QUINCE SORBET IN PARMESAN CUPS
- Home-made quince cordial
- Finely grated parmesan
The point of combining the sorbet with parmesan is to drag it in the direction of the savoury. But if you wish to nudge it back into the safe confines of a familiar harbour, match it with mango and blackcurrant sorbet instead.
Pour the cooled, undiluted cordial straight into an ice-cream maker and churn until frozen. It will turn a rather soppy Germoline pink, but has its charms. To make the parmesan cups, heap mounds of grated cheese on baking parchment — about two tablespoons for each cup — and bake in the oven for two to three minutes. When melted into golden discs, remove and shape them over the bottom of an espresso cup immediately. Allow to cool and then assemble.

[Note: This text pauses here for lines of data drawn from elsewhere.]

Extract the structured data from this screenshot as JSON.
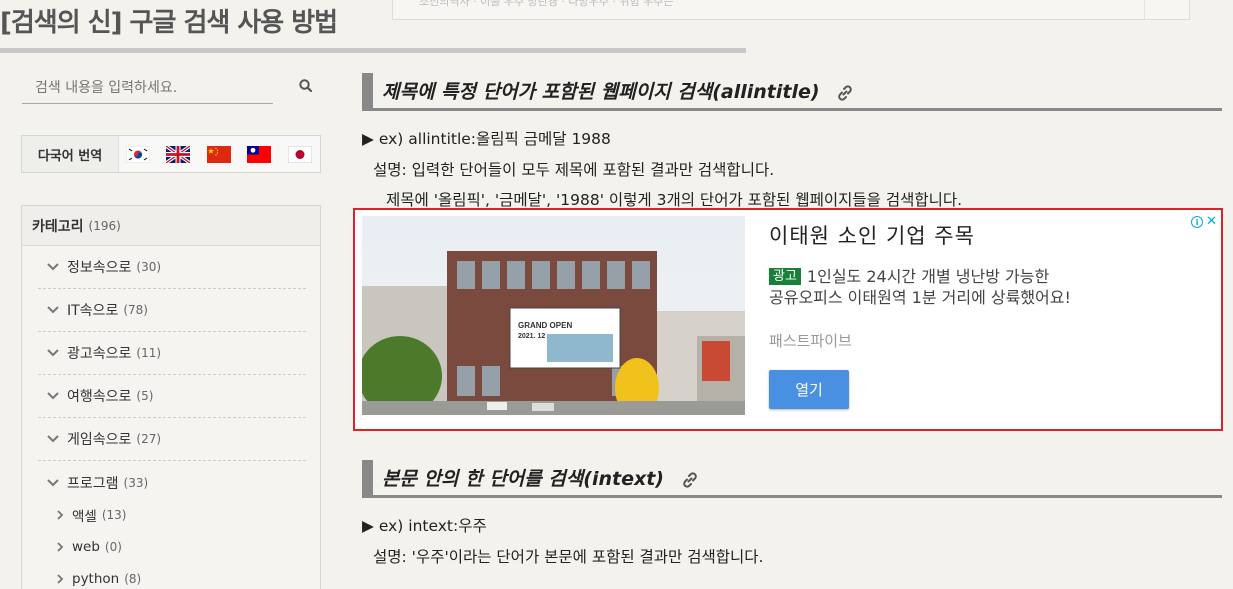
{
  "header": {
    "title": "[검색의 신] 구글 검색 사용 방법",
    "top_tags": "조선의역사 · 이를 우주 방탄경 · 나방우주 · 위험 우주는"
  },
  "sidebar": {
    "search": {
      "placeholder": "검색 내용을 입력하세요."
    },
    "language": {
      "label": "다국어 번역",
      "flags": [
        "korea-flag-icon",
        "uk-flag-icon",
        "china-flag-icon",
        "taiwan-flag-icon",
        "japan-flag-icon"
      ]
    },
    "categories": {
      "title": "카테고리",
      "count": "(196)",
      "items": [
        {
          "label": "정보속으로",
          "count": "(30)"
        },
        {
          "label": "IT속으로",
          "count": "(78)"
        },
        {
          "label": "광고속으로",
          "count": "(11)"
        },
        {
          "label": "여행속으로",
          "count": "(5)"
        },
        {
          "label": "게임속으로",
          "count": "(27)"
        },
        {
          "label": "프로그램",
          "count": "(33)"
        }
      ],
      "sub_items": [
        {
          "label": "액셀",
          "count": "(13)"
        },
        {
          "label": "web",
          "count": "(0)"
        },
        {
          "label": "python",
          "count": "(8)"
        }
      ]
    }
  },
  "content": {
    "section1": {
      "title": "제목에 특정 단어가 포함된 웹페이지 검색(allintitle)",
      "example": "▶ ex) allintitle:올림픽 금메달 1988",
      "desc1": "설명: 입력한 단어들이 모두 제목에 포함된 결과만 검색합니다.",
      "desc2": "제목에 '올림픽', '금메달', '1988' 이렇게 3개의 단어가 포함된 웹페이지들을 검색합니다."
    },
    "ad": {
      "title": "이태원 소인 기업 주목",
      "badge": "광고",
      "desc_line1": "1인실도 24시간 개별 냉난방 가능한",
      "desc_line2": "공유오피스 이태원역 1분 거리에 상륙했어요!",
      "advertiser": "패스트파이브",
      "button": "열기",
      "banner_line1": "GRAND OPEN",
      "banner_line2": "2021. 12"
    },
    "section2": {
      "title": "본문 안의 한 단어를 검색(intext)",
      "example": "▶ ex) intext:우주",
      "desc1": "설명: '우주'이라는 단어가 본문에 포함된 결과만 검색합니다."
    }
  },
  "colors": {
    "ad_border": "#e0202a",
    "ad_button": "#4a90e2",
    "ad_badge": "#188038",
    "section_bar": "#888888"
  }
}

Next, the compliant quince is ready for phase three — membrillo.
- Cooked quince left over from the cordial experiment
- Caster sugar
Like the cordial and the sorbet, this recipe is ridiculously easy. Squish the cooked fruit through a sieve. It’s easier to do this one at a time, discarding the pips and skin from the sieve and then moving on to the next fruit. Weigh the pulp and add it, with an identical quantity of caster sugar, to a pan. Bring the mixture to the boil and then allow to simmer very gently for around one and a half hours. It will become a dark, rich red and is ready when you can draw a wooden spoon across the bottom of the pan, leaving the two sides to stand huffily apart from each other, before reluctantly creeping back over the pan to reunite.
Serve with a hard, salty cheese and crispbread. For those of us who’ve abandoned beautifully uniform justified text for the sake of other people, use nice, soothingly oblong, regular, plank-shaped crispbread, to calm those raggedy nerves. My favourite sourdough crispbread from Peter’s Yard is circular, not oblong. So I’ll cut my cheese into oblongs instead.